Eu estava simplesmente derretendo. Não tinha outra palavra que pudesse descrever com tanta realidade o estado que eu e todas as outras pessoas da sala nos encontrávamos. O calor de 38 graus estava nos matando cozidos sem que pudéssemos fazer nada.

 Prendi meus cabelos com um bico de pato no alto da cabeça. Mas ele nunca parava completamente. Estava muito comprido, chegando até o meio das costas e além de extremamente liso era pesado demais para o prendedor de alumínio, o que me fazia sentir mais encalorada ainda. 

Era nesses dias que eu lamentava realmente ter que vir pra escola. Poderia ficar lá no Vale do Portal e ir nadar no rio. Seria maravilhoso poder mergulhar naquelas águas e se refrescar um pouco. Joguei a franja para o lado com a cabeça e olhei o relógio em cima da porta. Faltavam só mais alguns minutos. O ventilador girava em vão no canto da parede da sala, mas de nada melhorava o ambiente ou o humor das pessoas que não viam a hora do sinal bater e poder todos correr pra casa para colocaras roupas mais leves possíveis. 

Depois do que pareceu horas a fio, finalmente conseguimos ir embora. Juntamos o material rapidamente e saímos para a rua que graças a Deus era ladeada de enormes árvores que nos faziam sombras agradáveis e nos permitiam sentir um ventinho fresco e bem-vindo. 

Eu gostaria imensamente de ir direto para a Casa Colonial ou como costumávamos chamá-la, república da Diva, onde eu morava junto com outras crianças e adolescentes do Vale que estudavam ali em Manaus, mas teria que esperar minha irmãzinha que estava na segunda série e sairia uma hora depois de mim, pois tinha que frequentar o reforço devido às baixas notas nas aulas de matemática. Além de todo o inconveniente de esperar, ainda tínhamos que ficar a mercê dos horários dos ônibus, pois o micro ônibus da república não ficaria uma hora a mais nos esperando. Iria arrancar as orelhas dela pessoalmente se ficasse no reforço do próximo semestre, porque eu realmente não queria mais esperar por três vezes na semana. 
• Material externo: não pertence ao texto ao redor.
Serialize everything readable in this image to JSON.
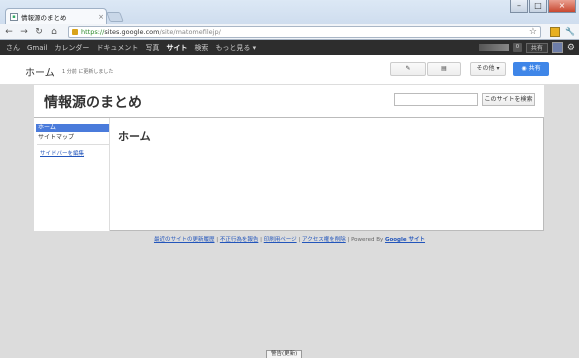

Se a Diva, responsável pela pensão e por nós, não fosse tão permissiva, minha irmã Clara não teria notas tão baixas em matemática. Ela sempre deixava as crianças fazerem o que queriam e Clara era viciada em vídeo games. Ao invés de estudar ficava a tarde toda jogando. O resultado estava bem debaixo do nariz dela. Reforço!

Bom, o jeito era comer alguma coisa por ali, adiantar a lição de casa e, se sobrar algum tempinho, ler alguma coisa enquanto esperava por ela. Almoçar uma refeição completa e saborosa era a melhor ideia no momento, afinal não sei realmente como podiam não perceber minha anormalidade em relação à comida. 

Devido ao meu apadrinhamento felino, eu comia demasiadamente. Obviamente as pessoas não sabiam, embora admirassem da mesma maneira, o porquê da minha fome de leão. Era até engraçado como pronunciavam "fome de leão" sem saberem realmente o sentido mais figurativo da frase. Eu realmente tinha uma fome de leão, ou para ser mais precisa, de leoa. 

E o fato de ser magra mesmo diante dos quilos de comida que ingeria todos os dias, era uma incógnita para eles. Mas não para mim. Meu organismo felino absorvia tudo de maneira muito rápida e eficaz. Sentia-me bem e feliz depois de devorar refeições completas as dúzias. Foi sorrindo que eu entrei no restaurante "Da floresta", um dos melhores e mais apetitoso de Manaus e também, o mais próximo da escola. Era uma freguesa assídua e bastante consumista. 

O proprietário era o Seu Valdeci, um senhorzinho um pouco calvo, magro e moreno, de uma elegância simples e agradável que recebia os estudantes como filhos e tinha as mãos de fadas para cozinhar pratos deliciosos. Ele tinha conseguido transformar o seu restaurante em um ponto de encontro da galera. O ambiente era amplo e tinha um ar condicionado super forte para alegria de todo amazonense que sofria com o verão devastador.